Les six titres d’une violence rare sont tous des bijoux mis en valeur par la production de Wayne Adams. Le producteur sublime le tout notamment avec des overdubs d’une voix grave, lente et en retrait qui vient contraster celle du chanteur. Cela multiplie le désespoir qui émane de ces moments. L’introduction de “A.B.B.A. / ABBA” est aussi une démonstration de puissance sonore qui colle parfaitement à l’intention de la composition du groupe.
Les 34 minutes et 52 secondes que durent Modern Addictions sont tout aussi passionnantes de part la violence qui s’en dégage, mais aussi de cette émotion qui vient à la déchirer. Ce disque est loin de me laisser insensible.
À écouter sur : Bandcamp
THERMOSTAT - Thermostat EP
(Autoprod. - 2023)
Le quatuor de Detroit, Michigan, semble vouloir faire baisser la température avec sa rythmique glaciale. C’est une fonction tout à fait appréciable pour un thermostat.
(Ouais, je fais aussi des blagues de merde… j’assume !)

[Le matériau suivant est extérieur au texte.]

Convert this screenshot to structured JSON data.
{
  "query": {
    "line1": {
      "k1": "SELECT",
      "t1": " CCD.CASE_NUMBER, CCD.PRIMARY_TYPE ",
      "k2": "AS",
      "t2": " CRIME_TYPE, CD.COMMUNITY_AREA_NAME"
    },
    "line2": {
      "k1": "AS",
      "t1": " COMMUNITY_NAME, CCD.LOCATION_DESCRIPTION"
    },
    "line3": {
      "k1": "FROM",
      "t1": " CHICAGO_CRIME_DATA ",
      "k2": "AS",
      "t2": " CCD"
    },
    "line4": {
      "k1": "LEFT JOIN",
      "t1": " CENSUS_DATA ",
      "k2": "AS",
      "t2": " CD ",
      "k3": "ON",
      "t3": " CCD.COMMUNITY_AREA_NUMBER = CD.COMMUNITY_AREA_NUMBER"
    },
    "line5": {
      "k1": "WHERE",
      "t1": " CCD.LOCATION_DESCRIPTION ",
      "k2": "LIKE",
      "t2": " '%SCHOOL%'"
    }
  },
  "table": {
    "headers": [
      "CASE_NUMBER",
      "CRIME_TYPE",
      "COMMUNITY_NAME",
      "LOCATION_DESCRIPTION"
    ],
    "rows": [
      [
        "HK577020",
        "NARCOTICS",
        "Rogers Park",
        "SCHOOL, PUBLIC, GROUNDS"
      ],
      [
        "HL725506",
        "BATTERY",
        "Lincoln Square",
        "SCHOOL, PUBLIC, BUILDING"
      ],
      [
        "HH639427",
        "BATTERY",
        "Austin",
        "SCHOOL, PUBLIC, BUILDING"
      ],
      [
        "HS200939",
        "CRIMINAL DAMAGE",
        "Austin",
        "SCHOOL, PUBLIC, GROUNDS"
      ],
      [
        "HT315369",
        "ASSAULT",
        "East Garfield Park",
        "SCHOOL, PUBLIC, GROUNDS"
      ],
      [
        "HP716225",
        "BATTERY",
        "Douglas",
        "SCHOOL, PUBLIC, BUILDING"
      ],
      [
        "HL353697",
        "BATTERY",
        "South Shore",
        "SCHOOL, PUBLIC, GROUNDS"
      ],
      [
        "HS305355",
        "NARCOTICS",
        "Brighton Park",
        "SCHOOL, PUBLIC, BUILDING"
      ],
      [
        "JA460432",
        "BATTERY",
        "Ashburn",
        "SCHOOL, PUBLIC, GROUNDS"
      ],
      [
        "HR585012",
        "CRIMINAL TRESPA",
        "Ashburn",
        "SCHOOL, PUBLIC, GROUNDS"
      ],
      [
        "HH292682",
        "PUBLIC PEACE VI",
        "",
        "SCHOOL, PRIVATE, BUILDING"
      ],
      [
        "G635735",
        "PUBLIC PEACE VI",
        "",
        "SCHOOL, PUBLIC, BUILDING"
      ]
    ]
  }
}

Ce 5-Titres est la première sortie de THERMOSTAT qui met la barre très haut. Dès les premières notes du morceau “Paliopsia”, la magie opère. Certes, la composition noise rock semble très classique, mais l’ambiance prend aux trippes immédiatement grâce à sa rythmique très lourde, la rondeur de la ligne de basse qui caresse le tympan, et la guitare claire très incisive qui survole l’ensemble. La voix semble plus inspirée par THE BIRTHDAY PARTY que par THE JESUS LIZARD, mais il y a une rage encagée qui répond parfaitement aux critères du noise rock.
THERMOSTAT ne suit pas une formule toute faite, le titre “Dublin Pub Song” a une approche tout autre, avec toujours cette ambiance singulière qui se voit agrémentée par des sonorités électroniques. L’alternance entre la partie presque enjouée et la partie énervée entraine une forme d’extase sonore [ce n’est pas pour rien que Kfuel a choisi ce titre pour parler du groupe].

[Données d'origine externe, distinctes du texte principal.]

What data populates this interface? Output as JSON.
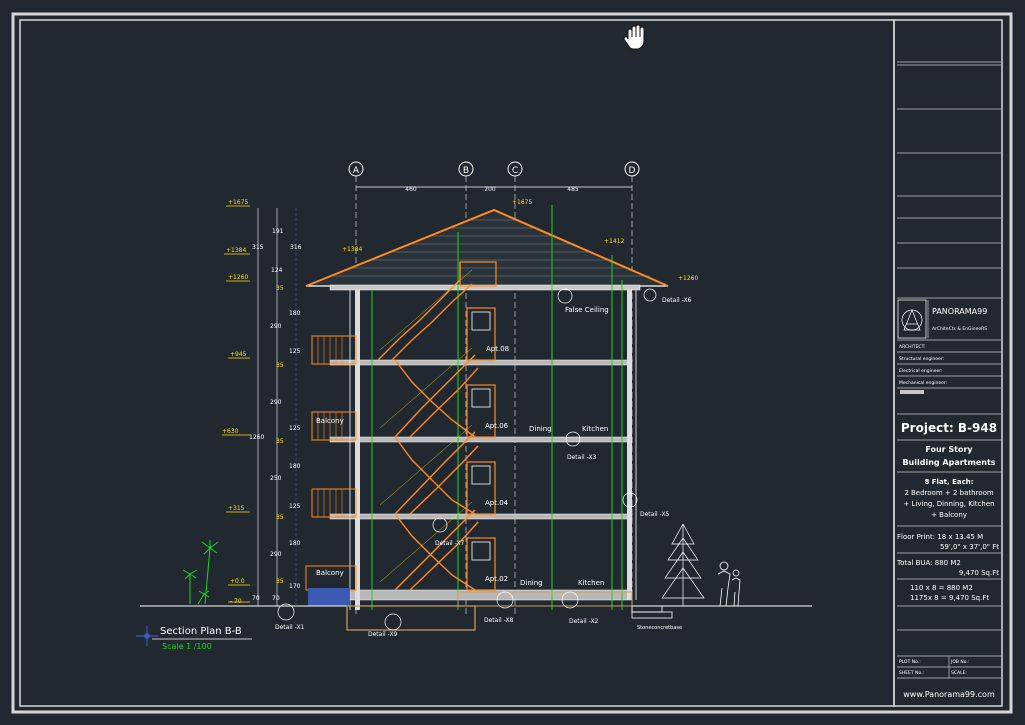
{
  "cursor": {
    "icon": "hand-pan-icon"
  },
  "axis_labels": [
    "A",
    "B",
    "C",
    "D"
  ],
  "axis_dims": [
    "460",
    "200",
    "485"
  ],
  "elev_labels": [
    "+1675",
    "+1384",
    "+1260",
    "+945",
    "+630",
    "+315",
    "+0.0",
    "- 70",
    "+1675",
    "+1384",
    "+1412",
    "+1260"
  ],
  "vert_dims": [
    "191",
    "315",
    "316",
    "124",
    "290",
    "180",
    "125",
    "290",
    "1260",
    "125",
    "180",
    "250",
    "125",
    "180",
    "290",
    "170",
    "70",
    "70",
    "35",
    "35",
    "35",
    "35",
    "35"
  ],
  "room_labels": {
    "false_ceiling": "False Ceiling",
    "apt08": "Apt.08",
    "apt06": "Apt.06",
    "apt04": "Apt.04",
    "apt02": "Apt.02",
    "dining1": "Dining",
    "kitchen1": "Kitchen",
    "dining2": "Dining",
    "kitchen2": "Kitchen",
    "balcony1": "Balcony",
    "balcony2": "Balcony"
  },
  "details": [
    "Detail -X6",
    "Detail -X3",
    "Detail -X5",
    "Detail -X7",
    "Detail -X1",
    "Detail -X9",
    "Detail -X8",
    "Detail -X2"
  ],
  "foundation_note": "Stoneconcretbase",
  "section_title": "Section Plan B-B",
  "section_scale": "Scale 1 /100",
  "title_block": {
    "brand": "PANORAMA99",
    "brand_sub": "ArChiteCts & EnGineeRS",
    "architect": "ARCHITECT:",
    "structural": "Structural engineer:",
    "electrical": "Electrical engineer:",
    "mechanical": "Mechanical engineer:",
    "project": "Project: B-948",
    "building_line1": "Four Story",
    "building_line2": "Building Apartments",
    "flat_line1": "8 Flat, Each:",
    "flat_line2": "2 Bedroom + 2 bathroom",
    "flat_line3": "+ Living, Dinning, Kitchen",
    "flat_line4": "+ Balcony",
    "floor_print_1": "Floor Print:  18 x 13.45 M",
    "floor_print_2": "59',0\" x 37',0\" Ft",
    "bua_1": "Total BUA:  880     M2",
    "bua_2": "9,470 Sq.Ft",
    "calc_1": "110  x 8 = 880     M2",
    "calc_2": "1175x 8 = 9,470 Sq.Ft",
    "plot_no": "PLOT No.:",
    "job_no": "JOB No.:",
    "sheet_no": "SHEET No.:",
    "scale": "SCALE:",
    "website": "www.Panorama99.com"
  },
  "colors": {
    "background": "#212830",
    "line": "#ffffff",
    "orange": "#ff8a1e",
    "green": "#18d818",
    "yellow": "#ffe100",
    "blue": "#3c5ab4",
    "ground": "#c8a064"
  }
}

“Discrepancy” et “Aztec” sont plus convenus que le précédent, mais le groupe parvient toujours à imposer sa patte et son ambiance. Les sons électroniques de ce deuxième apportent une lourdeur puissante qui colle avec les émotions que veut transmettre THERMOSTAT. Quant au cinquième titre qui ne dure que 50 secondes, il est punk à souhait concluant avec brio un disque passionnant.
Chaque écoute du EP m’a conforté dans l’idée que ce disque est particulièrement bon.
À écouter sur : Bandcamp
MAST YEAR - Knife
(Grimoire Records - 2023)
MAST YEARS est un groupe jeune venu de Baltimore cofondé par Noel Mueller, l'heureux propriétaire du label Grimoire Records. Sa passion pour la musique bruyante n'est plus à démontrer. Son association avec les 3 autres membres de MAST YEAR n'est qu'une exécution de ce qui le fait kiffer.

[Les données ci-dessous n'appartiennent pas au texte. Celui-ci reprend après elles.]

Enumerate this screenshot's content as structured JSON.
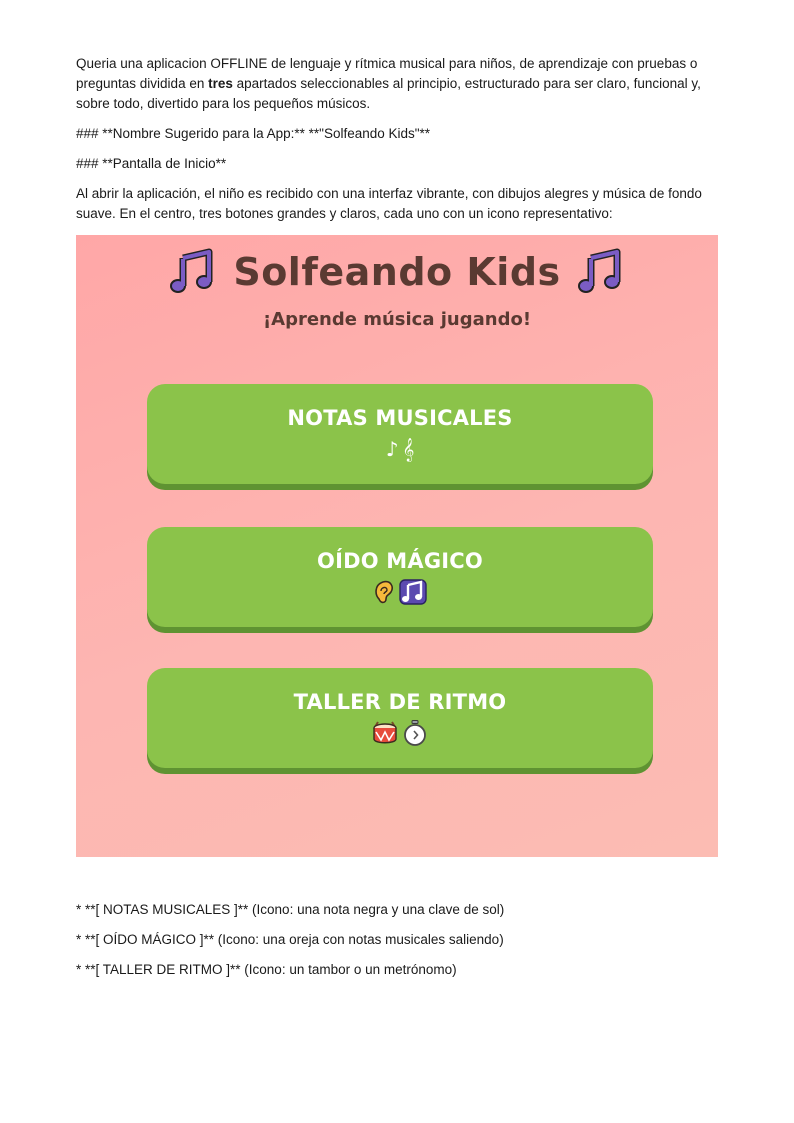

Le quatuor nous livre alors un noise rock dans la veine de KEN MODE, un truc très viscéral qui fonce dans le tas, mais qui sait aussi contenir sa folie destructrice sur des morceaux plus posés mais tout aussi violents.
Ce premier LP de MAST YEAR ne dure que 25 minutes, une courte durée d'une intensité folle. Pourtant, chaque morceau arrive à capter l'attention individuellement. Le quatuor nous livre des tubes noise rock très chargés émotionnellement avec des parties sludge soutenus. Le tout est servi par la production de Ben Price (AT THE GATES, FOR HAMMER…) qui joue avec les saturations d'une manière habile donnant un son vraiment plaisant. Ça me ramène aux débuts des années 2000 avec un son consciemment cradingue qui amplifie l'intensité des compositions. Cette approche - plus proche des disques de sludge - s'embrase à la fin du disque avec des morceaux bien plus heavy dans la forme, pourtant les gimmicks du groupe sont reconnaissables.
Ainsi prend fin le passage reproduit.